Odzyskanie tamtej sytuacji wymagałoby absolutnego przewrotu w społeczeństwie amerykańskim. Szczerze pisząc nie umiem sobie wyobrazić jak taki przewrót mógłby wyglądać, bo nie wiem jak mając choćby ogromną władzę odkręcić pół wieku prania mózgów kolejnym pokoleniom. Ciężko tu choćby o jakieś historyczne analogie – społeczeństwa, które osiągały taki poziom degrengolady zwykle tak czy inaczej po prostu znikały ze sceny dziejów. Mimo to wydaje mi się, iż aby mógł w ogóle zacząć się taki konserwatywny zwrot na masową skalę w USA, to wpierw musiałoby nastąpić widoczne i odczuwalne dla wszystkich bankrutctwo tego systemu i kraju. A na to – powiedzmy sobie uczciwie – się nie zanosi. Siła USA i jego gospodarki będzie raczej słabła stopniowo i powoli, na tyle powoli, iż zanim ludzie zaczną kwestionować system społeczny wokół siebie miną kolejne dekady marazum i zacofania. Tak więc pan admirał Richard może sobie tylko pomarzyć o nowych, wspaniałych broniach, które gwałtownie będą pojawiać się w arsenale amerykańskich sił zbrojnych.

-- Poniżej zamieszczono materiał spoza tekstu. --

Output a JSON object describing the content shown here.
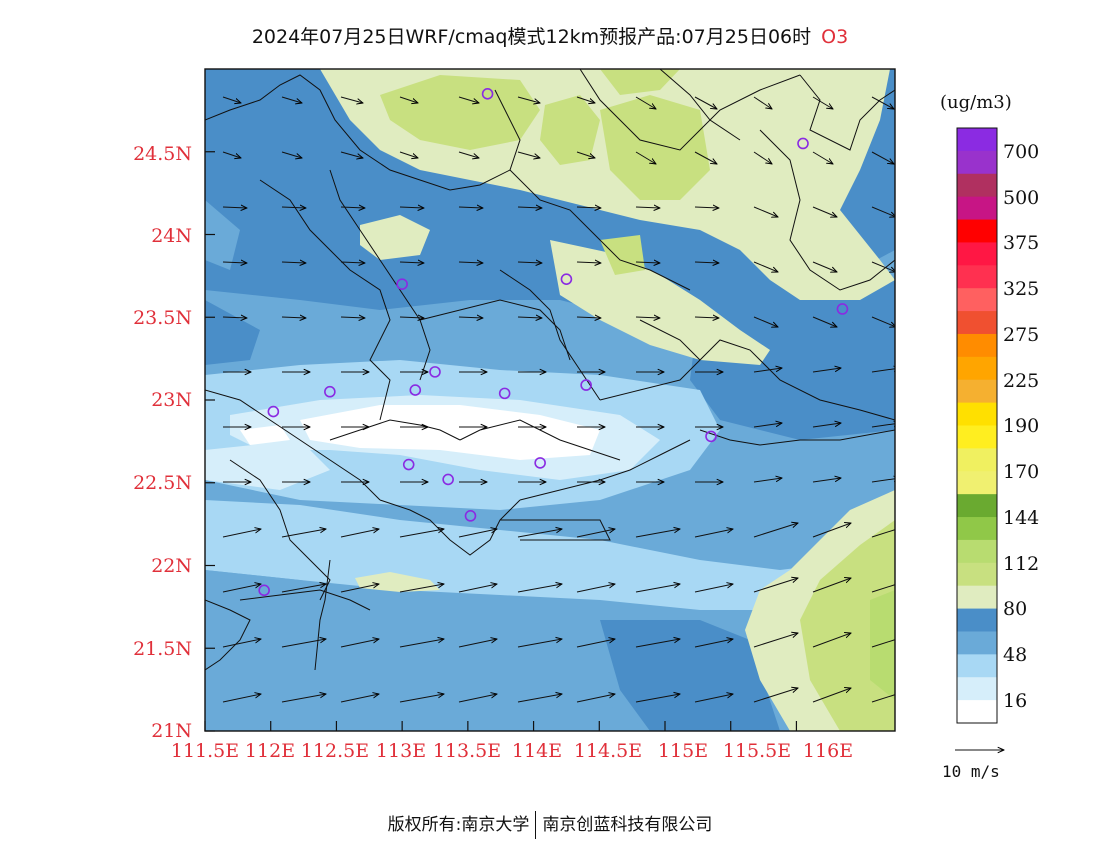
{
  "header": {
    "title": "2024年07月25日WRF/cmaq模式12km预报产品:07月25日06时",
    "pollutant": "O3"
  },
  "map": {
    "lat_labels": [
      "24.5N",
      "24N",
      "23.5N",
      "23N",
      "22.5N",
      "22N",
      "21.5N",
      "21N"
    ],
    "lon_labels": [
      "111.5E",
      "112E",
      "112.5E",
      "113E",
      "113.5E",
      "114E",
      "114.5E",
      "115E",
      "115.5E",
      "116E"
    ],
    "lat_range": [
      21,
      25
    ],
    "lon_range": [
      111.5,
      116.75
    ],
    "station_marker_color": "#8a2be2",
    "stations": [
      {
        "lon": 113.65,
        "lat": 24.85
      },
      {
        "lon": 116.05,
        "lat": 24.55
      },
      {
        "lon": 113.0,
        "lat": 23.7
      },
      {
        "lon": 114.25,
        "lat": 23.73
      },
      {
        "lon": 116.35,
        "lat": 23.55
      },
      {
        "lon": 113.25,
        "lat": 23.17
      },
      {
        "lon": 112.45,
        "lat": 23.05
      },
      {
        "lon": 113.1,
        "lat": 23.06
      },
      {
        "lon": 113.78,
        "lat": 23.04
      },
      {
        "lon": 114.4,
        "lat": 23.09
      },
      {
        "lon": 112.02,
        "lat": 22.93
      },
      {
        "lon": 115.35,
        "lat": 22.78
      },
      {
        "lon": 113.05,
        "lat": 22.61
      },
      {
        "lon": 113.35,
        "lat": 22.52
      },
      {
        "lon": 114.05,
        "lat": 22.62
      },
      {
        "lon": 113.52,
        "lat": 22.3
      },
      {
        "lon": 111.95,
        "lat": 21.85
      }
    ]
  },
  "colorbar": {
    "unit": "(ug/m3)",
    "tick_labels": [
      "700",
      "500",
      "375",
      "325",
      "275",
      "225",
      "190",
      "170",
      "144",
      "112",
      "80",
      "48",
      "16"
    ],
    "colors_top_to_bottom": [
      "#8b2be2",
      "#9932cc",
      "#b03060",
      "#c71585",
      "#ff0000",
      "#ff1744",
      "#ff3050",
      "#ff6060",
      "#f05030",
      "#ff8c00",
      "#ffa500",
      "#f5b030",
      "#ffe000",
      "#ffee20",
      "#f0f060",
      "#f0f070",
      "#6aaa30",
      "#90c848",
      "#b8dc70",
      "#c8e080",
      "#e0ecc0",
      "#4a8ec8",
      "#6aaad8",
      "#a8d8f4",
      "#d6eefa",
      "#ffffff"
    ]
  },
  "wind_legend": {
    "label": "10 m/s"
  },
  "footer": {
    "left": "版权所有:南京大学",
    "right": "南京创蓝科技有限公司"
  }
}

Tak na marginesie to właśnie krach ekonomii ZSRR, kompletne bankructwo i bezhołowie ery Jelcyna było tym, co wymusiło na rosyjskim społeczeństwie przewartościowanie. Rozczarowanie Zachodem, jego postawą, którą ciężko nazwać obecznie inaczej niż pełną nienawiści do Rosjan jako takich wręcz wymusi na nich odwołanie się do jedynej ideologicznej bazy jaką mają: własnej tradycji i historii. Amerykanie pewnie zrobią to samo, ale dopiero kiedy nadejdzie ich Jelcyn. Być może nie jest to zbyt odległe, bo kondyncja obecnego prezydenta przywodzi na myśl kondycję towarzyszy Andropowa i Czernienko kiedy pełnili ekwiwalentną funkcję w ZSRR. Z tą różnicą, iż wtedy medycyna dostępna na tym poziomie władzy mogła dużo mniej niż teraz.